Pertanyaan Mei menusuk Bimo seperti belati dingin. Dia tidak bisa menyangkalnya. Semua bukti, semua perasaan yang kini membanjiri dirinya, menunjuk pada satu kesimpulan: mereka telah salah. Misi suci untuk mencari 'Catatan Dasar Laut' kini terasa seperti penjarahan yang disamarkan.
"Aku... aku tidak tahu," Bimo mengakui lagi, kepalanya tertunduk. "Tapi kita tidak bisa mengabaikan ini. Kita tidak bisa hanya pergi."
Tiba-tiba, dari kejauhan, mereka mendengar suara samar. Bukan suara ledakan atau tembakan, melainkan sesuatu yang lebih teratur, seperti panggilan radio yang teredam. Lalu, mereka melihat cahaya. Bukan cahaya senter yang agresif, melainkan cahaya yang lebih lembut, bergerak perlahan.
Silas memberi isyarat agar mereka tetap diam. Mereka mengintip dari balik ceruk.
Beberapa meter dari posisi mereka, di balik tumpukan puing, terlihat siluet beberapa penyelam. Mereka tidak membawa senjata. Mereka membawa peralatan yang tampak seperti tandu darurat bawah air, lengkap dengan tabung oksigen dan perlengkapan medis. Salah satu penyelam memegang semacam perangkat pemindai, yang memancarkan cahaya hijau redup.
Dan di atas tandu itu, terbaring seseorang.
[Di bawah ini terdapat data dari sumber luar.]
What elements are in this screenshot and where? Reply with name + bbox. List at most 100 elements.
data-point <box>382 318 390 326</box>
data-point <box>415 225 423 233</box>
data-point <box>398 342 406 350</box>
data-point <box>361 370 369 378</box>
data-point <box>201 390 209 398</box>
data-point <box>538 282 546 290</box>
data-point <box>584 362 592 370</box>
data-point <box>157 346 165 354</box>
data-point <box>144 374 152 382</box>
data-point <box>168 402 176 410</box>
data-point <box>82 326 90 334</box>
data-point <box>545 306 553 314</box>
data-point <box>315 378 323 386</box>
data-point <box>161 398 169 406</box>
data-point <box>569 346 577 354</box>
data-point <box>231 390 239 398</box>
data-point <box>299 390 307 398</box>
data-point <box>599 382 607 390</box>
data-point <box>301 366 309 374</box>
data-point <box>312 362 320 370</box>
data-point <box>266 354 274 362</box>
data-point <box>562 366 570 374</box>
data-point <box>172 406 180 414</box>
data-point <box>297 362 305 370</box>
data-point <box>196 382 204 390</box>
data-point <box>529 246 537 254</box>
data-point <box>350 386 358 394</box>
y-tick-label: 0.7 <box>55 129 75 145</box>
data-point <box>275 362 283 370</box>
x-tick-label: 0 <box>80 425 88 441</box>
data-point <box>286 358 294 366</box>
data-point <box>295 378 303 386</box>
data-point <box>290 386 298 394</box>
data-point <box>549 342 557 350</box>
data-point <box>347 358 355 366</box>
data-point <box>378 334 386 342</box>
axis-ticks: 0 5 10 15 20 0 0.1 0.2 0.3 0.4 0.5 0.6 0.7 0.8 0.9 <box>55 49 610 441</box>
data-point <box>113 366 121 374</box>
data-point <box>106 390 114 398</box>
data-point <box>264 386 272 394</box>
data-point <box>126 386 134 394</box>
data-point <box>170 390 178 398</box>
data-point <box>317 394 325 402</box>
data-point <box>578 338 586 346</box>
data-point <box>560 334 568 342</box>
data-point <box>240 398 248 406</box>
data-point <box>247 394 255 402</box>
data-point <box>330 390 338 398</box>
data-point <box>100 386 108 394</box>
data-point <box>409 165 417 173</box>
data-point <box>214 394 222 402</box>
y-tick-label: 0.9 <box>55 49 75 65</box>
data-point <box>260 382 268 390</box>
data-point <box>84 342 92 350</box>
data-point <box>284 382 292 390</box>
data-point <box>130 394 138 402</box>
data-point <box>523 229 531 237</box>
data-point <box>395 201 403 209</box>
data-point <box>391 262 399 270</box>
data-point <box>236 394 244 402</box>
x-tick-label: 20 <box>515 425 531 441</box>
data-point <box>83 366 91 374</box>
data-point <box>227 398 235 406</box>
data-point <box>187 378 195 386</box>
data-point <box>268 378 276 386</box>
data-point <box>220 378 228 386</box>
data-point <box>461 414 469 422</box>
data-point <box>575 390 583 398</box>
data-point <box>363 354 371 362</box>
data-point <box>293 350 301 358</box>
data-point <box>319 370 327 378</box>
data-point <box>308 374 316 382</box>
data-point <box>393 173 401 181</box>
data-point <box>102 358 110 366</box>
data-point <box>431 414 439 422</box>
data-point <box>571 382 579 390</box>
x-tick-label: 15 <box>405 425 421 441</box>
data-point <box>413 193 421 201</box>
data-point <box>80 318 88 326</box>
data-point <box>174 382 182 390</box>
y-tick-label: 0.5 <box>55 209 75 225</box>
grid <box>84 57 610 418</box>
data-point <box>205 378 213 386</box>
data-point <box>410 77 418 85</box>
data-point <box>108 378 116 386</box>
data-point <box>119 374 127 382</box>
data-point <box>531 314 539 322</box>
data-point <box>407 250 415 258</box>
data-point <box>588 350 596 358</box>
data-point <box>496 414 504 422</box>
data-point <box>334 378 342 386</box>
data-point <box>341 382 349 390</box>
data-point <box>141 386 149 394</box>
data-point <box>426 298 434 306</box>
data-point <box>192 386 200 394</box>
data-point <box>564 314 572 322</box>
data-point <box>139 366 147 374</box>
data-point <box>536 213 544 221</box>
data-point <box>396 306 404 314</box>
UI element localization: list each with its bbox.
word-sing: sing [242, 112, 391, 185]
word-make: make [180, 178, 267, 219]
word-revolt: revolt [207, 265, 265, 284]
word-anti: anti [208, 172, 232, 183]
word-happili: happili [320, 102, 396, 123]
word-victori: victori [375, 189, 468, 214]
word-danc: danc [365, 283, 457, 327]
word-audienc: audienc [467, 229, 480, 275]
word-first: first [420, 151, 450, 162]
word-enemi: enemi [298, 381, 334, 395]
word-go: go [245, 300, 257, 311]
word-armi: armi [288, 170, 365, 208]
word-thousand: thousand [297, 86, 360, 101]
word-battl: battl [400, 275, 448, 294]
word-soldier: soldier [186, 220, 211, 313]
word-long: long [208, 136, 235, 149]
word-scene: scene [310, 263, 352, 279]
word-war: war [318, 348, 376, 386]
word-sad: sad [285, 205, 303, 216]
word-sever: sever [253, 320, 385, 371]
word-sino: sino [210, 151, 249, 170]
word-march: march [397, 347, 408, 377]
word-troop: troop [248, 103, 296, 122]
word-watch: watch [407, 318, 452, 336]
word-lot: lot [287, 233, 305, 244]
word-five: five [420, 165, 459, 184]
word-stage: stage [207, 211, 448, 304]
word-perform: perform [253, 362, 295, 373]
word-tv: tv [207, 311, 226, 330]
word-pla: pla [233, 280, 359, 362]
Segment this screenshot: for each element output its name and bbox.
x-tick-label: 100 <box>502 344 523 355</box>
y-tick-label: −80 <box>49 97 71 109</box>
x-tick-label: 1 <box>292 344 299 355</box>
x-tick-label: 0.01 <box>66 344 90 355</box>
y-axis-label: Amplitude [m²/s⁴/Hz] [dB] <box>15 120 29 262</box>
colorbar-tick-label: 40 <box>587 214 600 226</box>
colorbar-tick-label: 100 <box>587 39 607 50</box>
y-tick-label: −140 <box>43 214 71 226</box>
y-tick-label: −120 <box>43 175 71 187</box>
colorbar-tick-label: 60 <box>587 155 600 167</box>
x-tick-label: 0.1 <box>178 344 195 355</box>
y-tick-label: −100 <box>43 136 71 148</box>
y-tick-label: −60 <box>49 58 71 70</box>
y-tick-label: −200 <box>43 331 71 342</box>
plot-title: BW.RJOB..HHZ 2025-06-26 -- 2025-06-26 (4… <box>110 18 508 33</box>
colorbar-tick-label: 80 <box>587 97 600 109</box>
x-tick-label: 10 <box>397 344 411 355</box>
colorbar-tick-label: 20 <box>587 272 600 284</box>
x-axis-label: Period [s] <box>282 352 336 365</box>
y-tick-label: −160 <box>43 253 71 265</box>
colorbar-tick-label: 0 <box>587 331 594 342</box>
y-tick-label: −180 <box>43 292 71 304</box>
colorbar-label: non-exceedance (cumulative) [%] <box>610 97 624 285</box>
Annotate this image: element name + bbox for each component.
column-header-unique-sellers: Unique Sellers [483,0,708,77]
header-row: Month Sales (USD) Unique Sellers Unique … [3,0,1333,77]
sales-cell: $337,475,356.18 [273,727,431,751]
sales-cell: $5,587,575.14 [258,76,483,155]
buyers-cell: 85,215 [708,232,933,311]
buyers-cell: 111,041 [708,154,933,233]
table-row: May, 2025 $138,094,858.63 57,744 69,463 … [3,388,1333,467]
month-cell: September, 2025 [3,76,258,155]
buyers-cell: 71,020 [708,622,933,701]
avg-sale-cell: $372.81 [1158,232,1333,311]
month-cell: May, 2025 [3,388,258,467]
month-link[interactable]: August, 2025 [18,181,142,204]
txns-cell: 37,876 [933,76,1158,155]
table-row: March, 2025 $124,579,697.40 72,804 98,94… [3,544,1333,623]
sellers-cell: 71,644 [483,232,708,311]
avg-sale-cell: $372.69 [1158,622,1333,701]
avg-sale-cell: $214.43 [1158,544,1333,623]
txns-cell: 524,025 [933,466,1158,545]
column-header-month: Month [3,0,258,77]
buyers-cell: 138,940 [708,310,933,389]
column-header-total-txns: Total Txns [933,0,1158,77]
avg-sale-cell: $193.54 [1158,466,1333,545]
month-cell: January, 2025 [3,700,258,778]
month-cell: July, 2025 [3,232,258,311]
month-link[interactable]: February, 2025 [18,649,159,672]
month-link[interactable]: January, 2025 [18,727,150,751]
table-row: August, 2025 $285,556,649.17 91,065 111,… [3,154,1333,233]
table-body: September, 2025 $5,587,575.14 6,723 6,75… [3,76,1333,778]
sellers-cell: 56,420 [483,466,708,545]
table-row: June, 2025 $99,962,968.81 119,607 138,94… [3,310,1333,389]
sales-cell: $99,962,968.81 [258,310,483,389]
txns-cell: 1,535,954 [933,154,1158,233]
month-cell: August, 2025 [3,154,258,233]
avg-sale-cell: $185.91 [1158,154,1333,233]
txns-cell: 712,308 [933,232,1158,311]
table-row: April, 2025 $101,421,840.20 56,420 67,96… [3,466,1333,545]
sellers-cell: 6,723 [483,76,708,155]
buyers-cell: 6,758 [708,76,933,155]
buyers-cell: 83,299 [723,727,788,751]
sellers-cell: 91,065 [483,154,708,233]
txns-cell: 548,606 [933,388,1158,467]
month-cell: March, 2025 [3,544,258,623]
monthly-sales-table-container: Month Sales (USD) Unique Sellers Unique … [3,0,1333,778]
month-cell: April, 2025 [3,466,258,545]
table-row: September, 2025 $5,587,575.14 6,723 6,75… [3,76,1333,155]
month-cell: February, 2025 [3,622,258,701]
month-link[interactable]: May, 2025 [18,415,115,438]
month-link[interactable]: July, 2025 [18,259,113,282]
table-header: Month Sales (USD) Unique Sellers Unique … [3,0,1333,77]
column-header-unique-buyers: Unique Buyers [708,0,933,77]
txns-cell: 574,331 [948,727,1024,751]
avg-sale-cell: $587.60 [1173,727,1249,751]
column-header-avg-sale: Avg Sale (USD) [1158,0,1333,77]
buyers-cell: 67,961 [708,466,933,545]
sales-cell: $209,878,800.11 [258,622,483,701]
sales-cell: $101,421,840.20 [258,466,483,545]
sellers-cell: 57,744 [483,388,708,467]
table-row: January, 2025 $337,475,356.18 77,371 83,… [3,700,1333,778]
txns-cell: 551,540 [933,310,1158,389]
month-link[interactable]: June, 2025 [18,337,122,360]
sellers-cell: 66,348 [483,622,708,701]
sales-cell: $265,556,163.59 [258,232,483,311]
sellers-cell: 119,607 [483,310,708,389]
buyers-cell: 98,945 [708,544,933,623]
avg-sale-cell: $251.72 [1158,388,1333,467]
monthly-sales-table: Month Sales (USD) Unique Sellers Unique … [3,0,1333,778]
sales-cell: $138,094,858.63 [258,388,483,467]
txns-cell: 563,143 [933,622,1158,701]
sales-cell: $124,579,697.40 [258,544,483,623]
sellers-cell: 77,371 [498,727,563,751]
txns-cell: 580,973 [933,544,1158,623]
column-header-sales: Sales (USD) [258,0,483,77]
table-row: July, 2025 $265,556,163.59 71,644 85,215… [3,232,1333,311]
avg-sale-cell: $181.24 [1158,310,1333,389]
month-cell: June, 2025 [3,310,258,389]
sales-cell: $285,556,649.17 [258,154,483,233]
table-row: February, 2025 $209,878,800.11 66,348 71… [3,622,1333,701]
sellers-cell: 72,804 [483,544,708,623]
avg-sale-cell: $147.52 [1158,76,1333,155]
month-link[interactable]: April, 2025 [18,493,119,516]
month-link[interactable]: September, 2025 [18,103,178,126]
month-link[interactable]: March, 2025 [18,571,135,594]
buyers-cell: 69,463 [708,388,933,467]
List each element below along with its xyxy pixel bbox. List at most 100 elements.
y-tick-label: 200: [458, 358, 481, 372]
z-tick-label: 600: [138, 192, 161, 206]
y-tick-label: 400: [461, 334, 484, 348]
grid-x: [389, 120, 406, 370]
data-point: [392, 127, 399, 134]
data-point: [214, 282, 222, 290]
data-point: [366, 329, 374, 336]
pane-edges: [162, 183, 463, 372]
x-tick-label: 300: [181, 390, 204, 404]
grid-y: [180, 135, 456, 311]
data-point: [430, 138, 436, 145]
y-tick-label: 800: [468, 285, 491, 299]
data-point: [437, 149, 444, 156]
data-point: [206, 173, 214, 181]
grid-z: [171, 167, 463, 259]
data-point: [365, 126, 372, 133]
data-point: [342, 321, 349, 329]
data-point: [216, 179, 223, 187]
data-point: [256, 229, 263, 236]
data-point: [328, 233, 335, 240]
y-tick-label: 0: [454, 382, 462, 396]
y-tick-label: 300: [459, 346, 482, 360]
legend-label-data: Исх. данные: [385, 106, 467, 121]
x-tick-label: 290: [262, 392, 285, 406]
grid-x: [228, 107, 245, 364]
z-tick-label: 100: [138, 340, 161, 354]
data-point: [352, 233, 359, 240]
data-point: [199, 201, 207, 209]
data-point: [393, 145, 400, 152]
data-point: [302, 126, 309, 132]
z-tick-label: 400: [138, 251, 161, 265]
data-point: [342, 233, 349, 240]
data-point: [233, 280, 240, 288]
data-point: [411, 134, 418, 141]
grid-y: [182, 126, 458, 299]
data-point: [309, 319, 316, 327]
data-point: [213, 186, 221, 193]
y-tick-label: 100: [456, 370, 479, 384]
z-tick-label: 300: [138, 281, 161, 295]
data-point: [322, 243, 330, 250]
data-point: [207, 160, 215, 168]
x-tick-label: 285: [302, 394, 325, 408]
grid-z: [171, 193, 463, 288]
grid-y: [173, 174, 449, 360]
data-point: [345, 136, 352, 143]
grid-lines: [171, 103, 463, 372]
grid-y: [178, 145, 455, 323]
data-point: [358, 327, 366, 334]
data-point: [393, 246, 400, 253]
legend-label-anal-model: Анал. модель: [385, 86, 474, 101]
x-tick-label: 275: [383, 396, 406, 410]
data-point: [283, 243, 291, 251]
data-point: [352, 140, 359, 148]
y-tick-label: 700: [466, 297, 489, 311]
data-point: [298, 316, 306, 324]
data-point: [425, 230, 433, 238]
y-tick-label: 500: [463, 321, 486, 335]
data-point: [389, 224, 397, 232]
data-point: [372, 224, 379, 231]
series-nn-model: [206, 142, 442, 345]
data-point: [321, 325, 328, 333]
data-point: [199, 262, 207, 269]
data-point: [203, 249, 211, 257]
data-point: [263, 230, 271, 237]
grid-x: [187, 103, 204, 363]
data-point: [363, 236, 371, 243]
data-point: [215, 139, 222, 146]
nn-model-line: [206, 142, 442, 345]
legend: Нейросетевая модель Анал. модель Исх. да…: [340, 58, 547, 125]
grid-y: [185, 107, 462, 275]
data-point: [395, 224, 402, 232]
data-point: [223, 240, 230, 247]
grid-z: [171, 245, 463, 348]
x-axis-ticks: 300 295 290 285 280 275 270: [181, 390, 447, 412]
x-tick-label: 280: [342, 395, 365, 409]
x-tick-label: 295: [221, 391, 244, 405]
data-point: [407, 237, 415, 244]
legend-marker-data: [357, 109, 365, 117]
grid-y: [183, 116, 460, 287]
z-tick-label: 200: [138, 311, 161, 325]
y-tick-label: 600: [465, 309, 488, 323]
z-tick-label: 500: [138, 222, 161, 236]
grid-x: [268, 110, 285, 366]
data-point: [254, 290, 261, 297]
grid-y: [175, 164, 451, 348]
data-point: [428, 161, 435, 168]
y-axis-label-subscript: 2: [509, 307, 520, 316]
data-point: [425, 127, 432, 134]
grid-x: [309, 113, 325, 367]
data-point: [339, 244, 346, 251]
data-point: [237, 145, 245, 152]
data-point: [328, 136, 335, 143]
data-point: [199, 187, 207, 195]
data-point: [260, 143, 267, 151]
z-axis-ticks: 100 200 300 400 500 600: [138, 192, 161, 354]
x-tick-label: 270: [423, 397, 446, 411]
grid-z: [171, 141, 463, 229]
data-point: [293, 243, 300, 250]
Tubuhnya tampak lemas, namun gerakannya sangat hati-hati. Meskipun samar, Bimo bisa mengenali rambut panjang yang terurai di sekitar kepala, dan bentuk tubuh yang familiar.
"Ratna," Bimo berbisik, suaranya tercekat.
Dia memang ada di sana. Terluka. Tapi penyelam-penyelam itu tidak mengikatnya, tidak menyeretnya. Mereka merawatnya. Salah satu penyelam dengan hati-hati menyesuaikan masker oksigen di wajah Ratna, sementara yang lain memeriksa monitor kecil di samping tandu. Ini adalah adegan penyelamatan, bukan penangkapan.
Bimo merasakan gelombang emosi yang kompleks. Lega karena Ratna masih hidup, namun juga rasa bersalah yang luar biasa. Mereka telah menembak jatuh kapal selam yang membawa Ratna, mengira itu adalah musuh. Mereka telah menyebabkan kecelakaan ini.
"Mereka... mereka tim medis," Mei berbisik, matanya membelalak. "Mereka menolongnya."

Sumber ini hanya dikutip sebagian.